What indeed? So far, it looks like we have posted a photo an American flag. This person, who btw likes to upload photos of monster trucks crushing natural beauty under enormous tires, goes on:
"what are we doing on Independance Day to remind those children of military parents that the sacrifice they give is also as worthy of the ones their military parents give. Remember those kids who dads havent seen them graduate, havent seen the prom dress, didnt get to walk them down the aisle, havent had the first dance, missed a baptism, werent there for a birth, a first step, a first word, a first smile.
Remember those in the Services who didn't volunteer when there parents did....remember the children. "

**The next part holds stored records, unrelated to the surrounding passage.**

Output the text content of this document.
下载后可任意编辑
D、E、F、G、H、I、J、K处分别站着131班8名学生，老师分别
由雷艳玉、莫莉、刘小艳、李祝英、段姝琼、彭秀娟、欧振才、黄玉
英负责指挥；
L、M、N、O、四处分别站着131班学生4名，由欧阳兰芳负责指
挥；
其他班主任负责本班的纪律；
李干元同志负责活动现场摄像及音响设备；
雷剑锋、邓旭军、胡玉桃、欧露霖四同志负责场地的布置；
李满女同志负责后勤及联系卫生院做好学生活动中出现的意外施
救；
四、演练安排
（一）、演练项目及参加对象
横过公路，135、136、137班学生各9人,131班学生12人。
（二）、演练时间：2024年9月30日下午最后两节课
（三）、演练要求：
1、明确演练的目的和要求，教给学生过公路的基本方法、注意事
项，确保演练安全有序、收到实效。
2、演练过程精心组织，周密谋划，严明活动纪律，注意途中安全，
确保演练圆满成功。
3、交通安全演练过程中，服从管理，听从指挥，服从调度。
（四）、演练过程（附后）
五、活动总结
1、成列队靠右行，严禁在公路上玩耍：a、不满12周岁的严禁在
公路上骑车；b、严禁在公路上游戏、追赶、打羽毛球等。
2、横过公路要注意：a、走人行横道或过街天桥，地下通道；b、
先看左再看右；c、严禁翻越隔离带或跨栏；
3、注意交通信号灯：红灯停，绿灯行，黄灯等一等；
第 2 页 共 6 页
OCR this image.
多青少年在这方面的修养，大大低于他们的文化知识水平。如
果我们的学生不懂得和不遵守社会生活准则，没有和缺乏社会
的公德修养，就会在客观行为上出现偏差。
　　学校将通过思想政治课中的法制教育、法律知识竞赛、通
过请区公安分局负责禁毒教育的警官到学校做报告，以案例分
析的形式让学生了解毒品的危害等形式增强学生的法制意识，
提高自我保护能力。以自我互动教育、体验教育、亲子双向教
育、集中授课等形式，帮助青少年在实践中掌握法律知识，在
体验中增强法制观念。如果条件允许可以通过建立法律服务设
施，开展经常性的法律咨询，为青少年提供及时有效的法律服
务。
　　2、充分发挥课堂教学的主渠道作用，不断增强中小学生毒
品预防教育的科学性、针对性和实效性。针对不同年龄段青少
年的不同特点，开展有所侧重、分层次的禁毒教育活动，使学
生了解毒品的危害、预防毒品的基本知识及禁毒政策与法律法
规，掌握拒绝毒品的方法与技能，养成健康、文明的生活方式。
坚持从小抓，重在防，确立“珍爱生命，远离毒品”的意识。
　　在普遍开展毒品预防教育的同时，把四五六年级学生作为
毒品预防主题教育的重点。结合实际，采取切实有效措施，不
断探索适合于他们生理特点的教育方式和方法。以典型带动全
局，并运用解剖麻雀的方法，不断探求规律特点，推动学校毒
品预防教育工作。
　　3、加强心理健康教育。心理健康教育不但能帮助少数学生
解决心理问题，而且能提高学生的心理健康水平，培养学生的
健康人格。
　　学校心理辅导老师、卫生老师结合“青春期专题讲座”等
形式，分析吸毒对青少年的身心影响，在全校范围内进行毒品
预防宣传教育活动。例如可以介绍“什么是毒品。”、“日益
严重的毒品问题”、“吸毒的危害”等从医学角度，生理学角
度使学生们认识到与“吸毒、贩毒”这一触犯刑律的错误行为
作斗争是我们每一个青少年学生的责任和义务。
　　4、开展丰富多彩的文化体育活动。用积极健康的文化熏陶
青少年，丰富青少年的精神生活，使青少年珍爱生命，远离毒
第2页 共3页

Well, in answering the question, which our flag waver does not actually do, other than proposing remembrance and a sort of involuntary enlistment for them, I suppose that since those children already have the folded-up flag the government gave them, they have no need of flag photos, nor of reminders that dulce et decorum est pro patria mori, nor saccharin pieties and sappy bromides.
What was this guy thinking?
You know, there's not a lot you can say to someone whose father or mother has been killed in Iraq, whether that father or mother was an American soldier or one of the 600,000+ Iraqi civilians killed so far. "I'm sorry," (if sincere) is certainly appropriate. I don't know what else you can say.
But now that I think about it, I suppose that monetary reparations would be a good thing--even though obviously morally and psychologically insufficient--in that a chunk of money would at least be a practical help to survivors. The sums could conceivably be quite ample, if taken out of the profits of Halliburton and Blackwater and all the other mercenary corporate profiteers swollen like parasites with the rewards of war.
And maybe some of the superpatriots could sell of a few of their monster trucks and all-terrain vehicles and donate the proceeds to the children of the war dead. Anything helps.